User acceptance, quality assurance, and accessibility reviews essentially have the same outcome – problems are identified. Beyond the basic output however, an accessibility audit is uniquely different in ways worthy of consideration prior to scoping the work.

The most frequently followed accessibility audit methodology is expensive and often the wrong audit to conduct. Unnecessary resources are consumed, and the outcome rarely meets expectations. An alternative approach and several effective accessibility audit methodologies are presented. Remediation and risk mitigation strategies are then reviewed to provide attendees a logical, multi-faceted approach for deciding the most appropriate audit method for a digital information asset.

Description:

Should accessibility for existing digital information be approached as though it is a bug fixing exercise? Many companies do. A consulting firm is hired to conduct accessibility testing which will find the problems that become the scope of a remediation project. The plan follows a known quality assurance pattern, making it comfortable, intuitive, and logical. Unfortunately, this approach also overlooks valuable opportunities to reduce the cost of mitigating risk exposure now and when future digital assets are developed.

Like any problem, formulating a corrective action plan requires knowing exactly what the problem is and a reasonably good measure of the problem’s size. It is critical level of effort information that also helps to determine budgets and resource allocations. To gather the information, a classic expert audit of a website or mobile app is requisitioned. This class explores why it can be an ill-advised step that begins a long, expensive, and mostly unnecessary journey for many companies.

Digital accessibility is about the experience a person with a disability has when trying to perceive, comprehend, and interact with digital information. Ironically, the Web Content Accessibility Guidelines (WCAG) standard intended to facilitate digital accessibility often becomes what accessibility is about. To prevent WCAG from becoming an accessibility pass/fail checklist, strategies for keeping the user experience in focus are presented.

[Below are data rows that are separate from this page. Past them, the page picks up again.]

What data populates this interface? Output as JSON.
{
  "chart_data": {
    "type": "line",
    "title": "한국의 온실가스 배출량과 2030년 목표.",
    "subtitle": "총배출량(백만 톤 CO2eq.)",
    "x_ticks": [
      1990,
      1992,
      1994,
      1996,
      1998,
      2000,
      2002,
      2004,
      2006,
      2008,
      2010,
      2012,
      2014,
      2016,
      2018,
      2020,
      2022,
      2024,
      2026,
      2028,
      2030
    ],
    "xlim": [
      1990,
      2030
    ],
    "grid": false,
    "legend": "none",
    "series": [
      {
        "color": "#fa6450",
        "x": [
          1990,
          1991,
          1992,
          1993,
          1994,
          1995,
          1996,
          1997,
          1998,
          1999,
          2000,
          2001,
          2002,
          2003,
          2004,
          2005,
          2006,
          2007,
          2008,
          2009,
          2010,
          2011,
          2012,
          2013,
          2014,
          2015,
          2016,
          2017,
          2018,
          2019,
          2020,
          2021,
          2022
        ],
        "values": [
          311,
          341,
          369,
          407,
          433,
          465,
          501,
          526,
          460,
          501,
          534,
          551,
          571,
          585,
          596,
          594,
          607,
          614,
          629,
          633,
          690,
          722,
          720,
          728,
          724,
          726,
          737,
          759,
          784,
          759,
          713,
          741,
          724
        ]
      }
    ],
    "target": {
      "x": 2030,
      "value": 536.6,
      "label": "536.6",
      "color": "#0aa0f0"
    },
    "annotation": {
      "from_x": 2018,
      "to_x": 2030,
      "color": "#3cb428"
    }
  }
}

Unfortunately, when accessibility is mandated by an agreement, time pressure can influence decisions around the type of audit that is conducted and the purpose it must serve. The effort is highly remediation focused and driven by the findings from a classic audit. It is at best a temporary solution for making a website, kiosk, mobile or desktop application accessible. Perhaps a typical audit to discover where and what all the issues are is not necessary for correcting a digital information accessibility problem.

With or without the constraints of an agreement, time and budgets must be balanced between prevention and remediation activities to reach a self-sustaining steady state for accessibility in the most cost-effective way. This class explores alternative solutions for digital property stakeholders to consider before conducting a traditional accessibility audit and funding a remediation project.